Honor Them: Vietnam Era Veteran Finds More Than 800 Photos Of Fallen Comrades
David Hine is a Vietnam era veteran devoting his retirement to preserving the legacies of those who died in the Vietnam War.
For the past four and a half years, David has spent his time searching for the photos of fallen veterans. In doing so, he is bringing their stories to life – all from his hometown in Greenfield, Indiana.
The photos he collects are part of VVMF’s Wall of Faces campaign, an effort to put a face with the more than 58,000 names on The Wall in Washington, D.C. Two of the names on The Wall were his high school classmates.
Every photo he collects is see on VVMF’s Wall of Faces.
A 20 year career veteran, David enlisted in the Air Force in March 1970. During his time in the Air Force, he was assigned to England, Virginia, and Hawaii. He retired as a Senior Master Sergeant in 1990. While he did not go to Vietnam, it is of the utmost importance that he honor those lost in his generation’s war.
In 2011, he submitted his first photo to VVMF. He has since made a diligent effort to ensure the 1,530 fallen service members from Indiana have a photo.
To date, he has helped locate about 500 photos of Indiana casualties, and 300 photos for other states and territories.
His efforts have even made a national splash, leading to a Fox & Friends interview.
David’s research takes him to local libraries, where he explores articles and newspaper clippings. He rummages through old yearbooks, speaks to families, and promotes his project on a Facebook page dedicated to his effort.
However, some photos are harder to recover. They can be destroyed or lost over time.
SP4 James Warren, who was KIA in 1967, has one photo on his Wall of Faces page. The photo was submitted by his wife Carol. Years before, her house burned down. The only items that survived were her wedding photo to James and the flag draped over his coffin. The wedding photo “may be the only photo that will be submitted to James’ webpage,” David said.
But no matter how difficult the photos are to find, “every photo tells a small story about those we lost, and those memories and stories need to be told.”
David has spoken to more than 500 friends and relatives and keeps in contact with volunteers across the country.
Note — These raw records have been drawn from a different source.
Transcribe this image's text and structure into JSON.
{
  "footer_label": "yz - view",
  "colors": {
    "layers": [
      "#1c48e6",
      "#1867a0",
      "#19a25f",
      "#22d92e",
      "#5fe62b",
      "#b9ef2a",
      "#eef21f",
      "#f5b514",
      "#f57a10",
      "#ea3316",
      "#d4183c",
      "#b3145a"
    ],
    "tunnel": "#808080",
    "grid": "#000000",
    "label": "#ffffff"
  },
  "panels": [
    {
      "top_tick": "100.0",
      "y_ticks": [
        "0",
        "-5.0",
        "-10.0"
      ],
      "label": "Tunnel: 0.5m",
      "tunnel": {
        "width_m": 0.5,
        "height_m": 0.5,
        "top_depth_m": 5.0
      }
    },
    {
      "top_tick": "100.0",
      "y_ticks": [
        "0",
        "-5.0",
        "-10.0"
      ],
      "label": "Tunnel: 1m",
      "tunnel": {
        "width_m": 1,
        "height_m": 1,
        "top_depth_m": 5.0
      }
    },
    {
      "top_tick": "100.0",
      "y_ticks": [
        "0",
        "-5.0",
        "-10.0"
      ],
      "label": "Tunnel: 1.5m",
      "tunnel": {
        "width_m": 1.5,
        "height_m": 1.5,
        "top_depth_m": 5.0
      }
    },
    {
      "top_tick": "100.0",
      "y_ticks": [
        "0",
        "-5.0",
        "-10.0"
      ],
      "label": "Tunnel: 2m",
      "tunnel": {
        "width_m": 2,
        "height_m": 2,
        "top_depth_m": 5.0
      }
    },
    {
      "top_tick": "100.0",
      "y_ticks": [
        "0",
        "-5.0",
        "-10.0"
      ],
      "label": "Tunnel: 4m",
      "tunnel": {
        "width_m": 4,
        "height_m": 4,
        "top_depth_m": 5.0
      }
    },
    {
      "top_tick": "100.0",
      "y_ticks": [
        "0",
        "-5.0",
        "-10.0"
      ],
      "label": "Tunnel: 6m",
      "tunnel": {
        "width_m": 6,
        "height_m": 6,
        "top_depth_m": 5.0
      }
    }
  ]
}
And while he’s had his share of amazing moments, finding the photo for SP4 George L. Tataryn stands outs.
George fell in 1968 in the Gia Dinh province of Vietnam. He left behind a son, Tony. Tony never knew his biological father until more than two decades after his father’s death. David contacted George’s daughter-in-law, Leslie, after she posted a remembrance for him on VVMF’s Wall of Faces page years earlier, asking if she could provide a photo. Surprisingly, he came to find that the family had never seen a photo of George.
With a little digging and the help of online resources, David was able to obtain George’s senior photo.
Once the family received it, they were ecstatic. Leslie exclaimed,”My husband looks exactly like George… Oh, my gosh!”
David was able to “provide Tony, Leslie and their daughters the first photos they had ever seen,” and describes the moment as the “most memorable story of this journey so far.”
David doesn’t collect photos for the recognition however. He truly believes in honoring those who selflessly gave their lives.
Time will tell how many more veterans will be remembered for generations to come because of people like David.
He says, “in my case specifically, I did not go to Vietnam…so it is the absolute least I can do.”